What search terms brought you here?

Temperament, Personality and Marriage?

Here’s a question from a reader:  “Hey, I’d like to ask your opinion on marriage.  Do you think opposites make the best marriage?  Is it important in your mind?  The ones that don’t have matching temperaments (and I mean both as we all have two) never quite seem to thrive as those who do.  What are your thoughts?”

My reply – Temperament plays a vital role in marriage.  What most peole don’t realize is that we are often attracted to temperaments that are different thour our own.  A quiet Phlegmatic may appreciate the outgoing, talkative Sanguine.  An organized Melancholy may think that a hard-charging Choleric is just like them.  The problems arise when we find out that their weaknesses are our strengths and we cannot understand how what is easy to us is so hard to them.  A Sanguine is very, very disorganized and a Melancholy finds that infuriating.  A Phlegmatic is very easy going and a Choleric is totally impatient with that approach.  You cannot help your natural temperament type any more than you can help your eye color.  

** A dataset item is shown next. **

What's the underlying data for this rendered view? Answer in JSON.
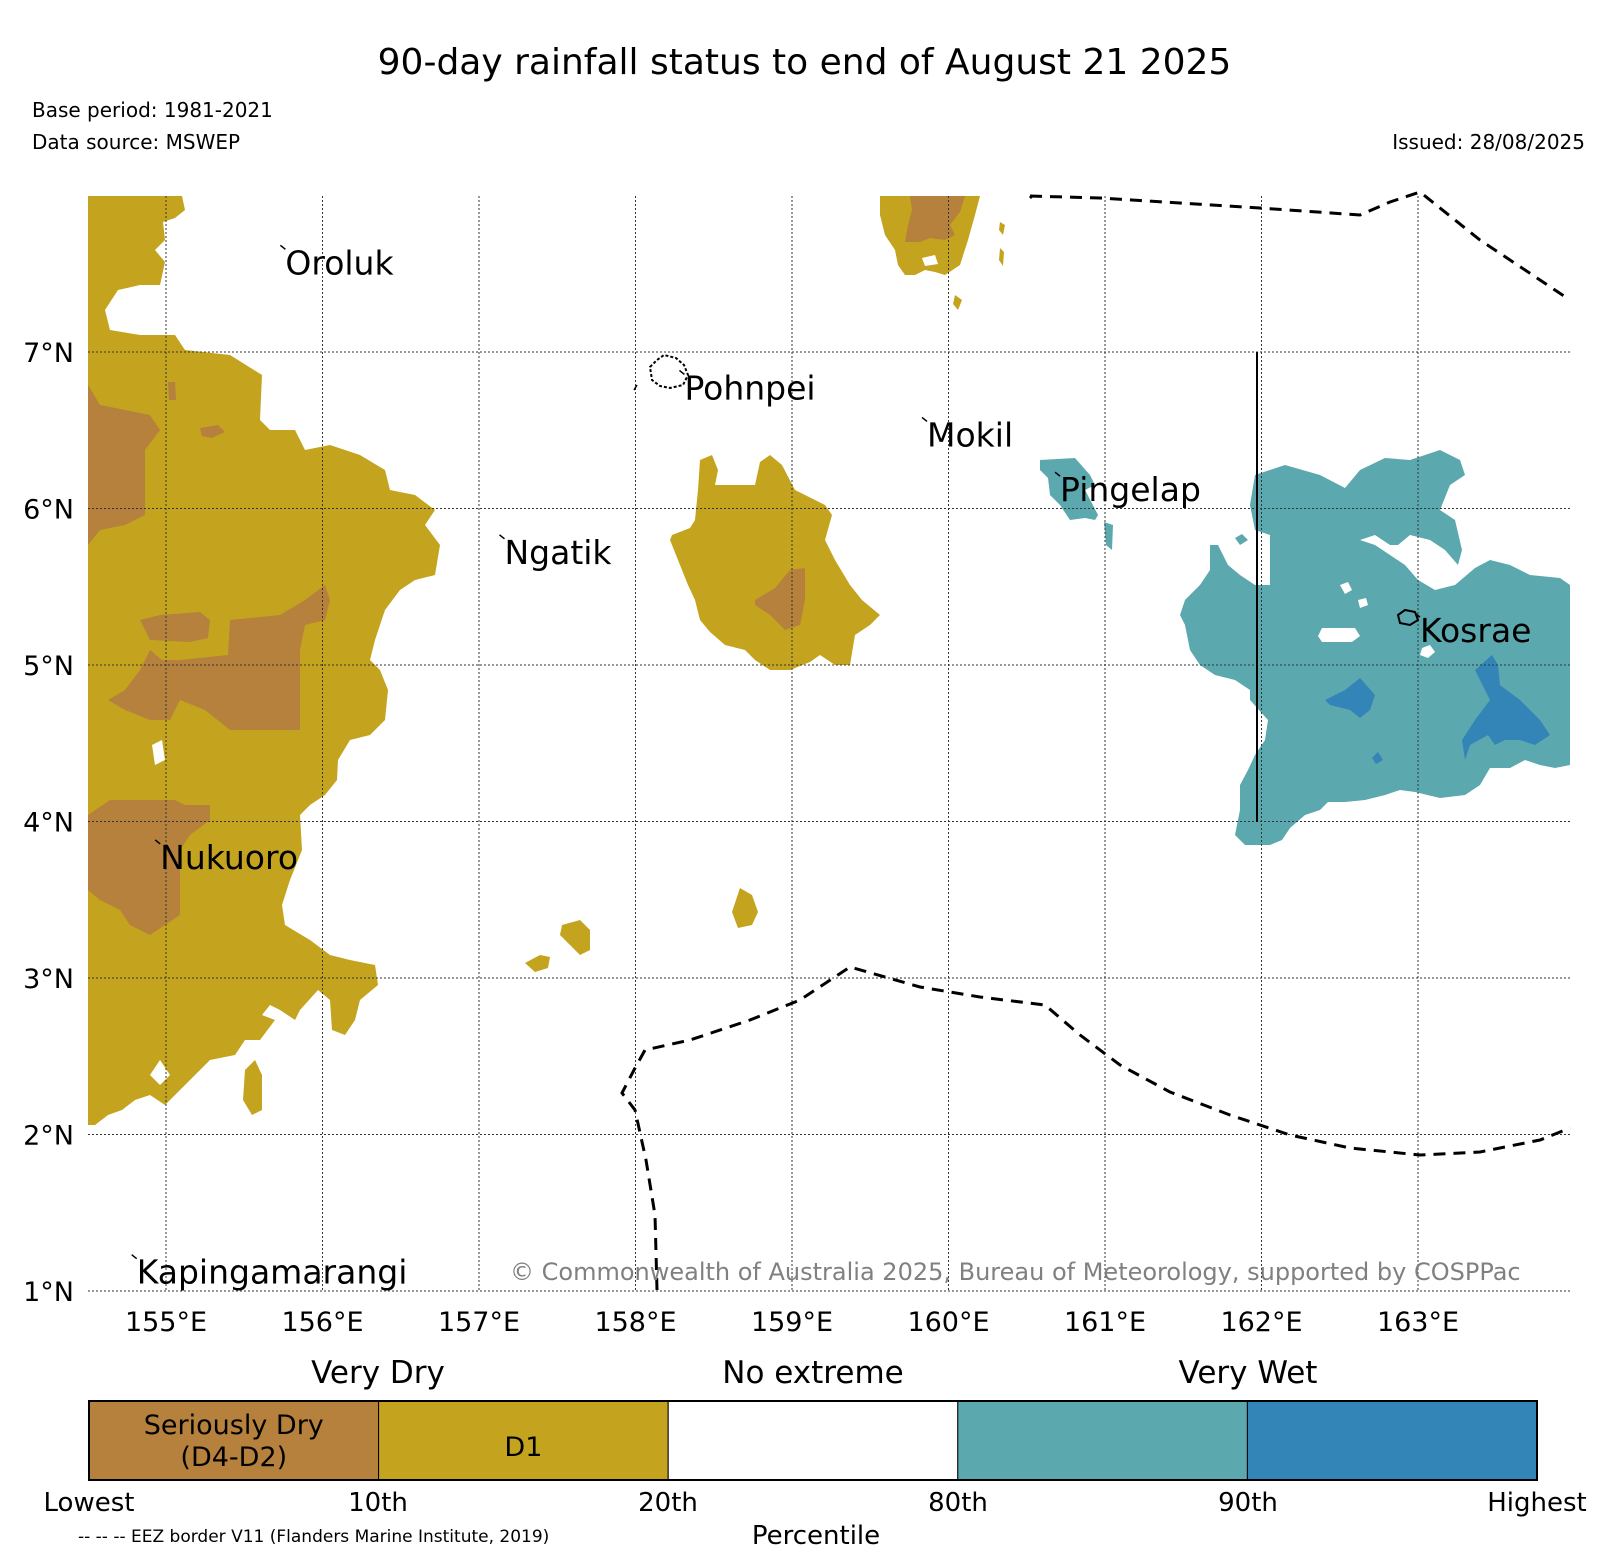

Therefore it makes sense to find someone who shares some of your temperament traits in some way.  As you said in your question, each of us is a blend of two temperaments types –If you are a Choleric Sanguine (full speed ahead but also socially outgoing), you might do with with a Sanguine Phlegmatic (socally outgoing and easy going at the same time).  The most difficult couple combination are two complete temperament opposites.  A Melancholy Choleric (detailed/critical and hard charging) is going to be very impatient and critical of a Sanguine Phlegmatic (socially outgoing and easy going).  I believe temperament tests are a useful tool when looking (objectively) at choosing a spouse.

Personality Traits or Why Does He Irritate me?

Let’s face it – if you’re human you get irritated with others.  If you study introversion and extroversion and temperament you know that some of it comes from those personality differences. The Choleric is purposeful and direct — and strongly dislikes the “flightiness” of the outgoing Sanguine.  The Melancholy is detailed and analytical and tidy — and strongly dislikes the lack of organization by the Phlegmatic and Sanguine.  And all three are put off by what they perceive as the Choleric’s “pushiness”.

What temperament and personality traits irritate you?  And which of your traits would you imagine irritate others?

Which leads to today’s question from a reader:  “Good Day, Sir.  I am a typical Chinese student from Singapore.  I have just read your explanation on man’s personality.  Frankly speaking, I am mostly Choleric and a little Melancholy.  I have a friend who is a student leader like me and I find him extremely showy.  And I find it very hard to bear with him too since both of us are student leaders.  I don’t see why he is so dominant though I am his “in-charge”.  This really makes me insecure and angry!  If you do not mind, can you tell me a way to correct my perspective?”

And I reply – As a Choleric you are very goal-oriented BUT with a Melancholy secondary you are not particularly outgoing and social.  You are probably not a natural “people person” like your comrade.  Your Melancholy traits cause you to analyze behaviors you observe very carefully, however, the weaknesses of the Choleric/Melancholy are anger and criticism so it is somewhat natural that you find yourself reacting that way.

On the other hand, your friend is most likely Sanguine, that is, an outgoing and warm friendly type who is naturally extroverted.  This person can no more help being outgoing than you can help being dedicated and focused. Since neither of you can change your natural temperament, you must learn to accept (or at least tolerate) each other. You would do well to cultivate some friend with a Phlegmatic temperament.  A Phlegmatic is soft-spoken and easy going and will be a good listener.  Focus on getting things done and don’t let your friend’s natural temperament make you insecure.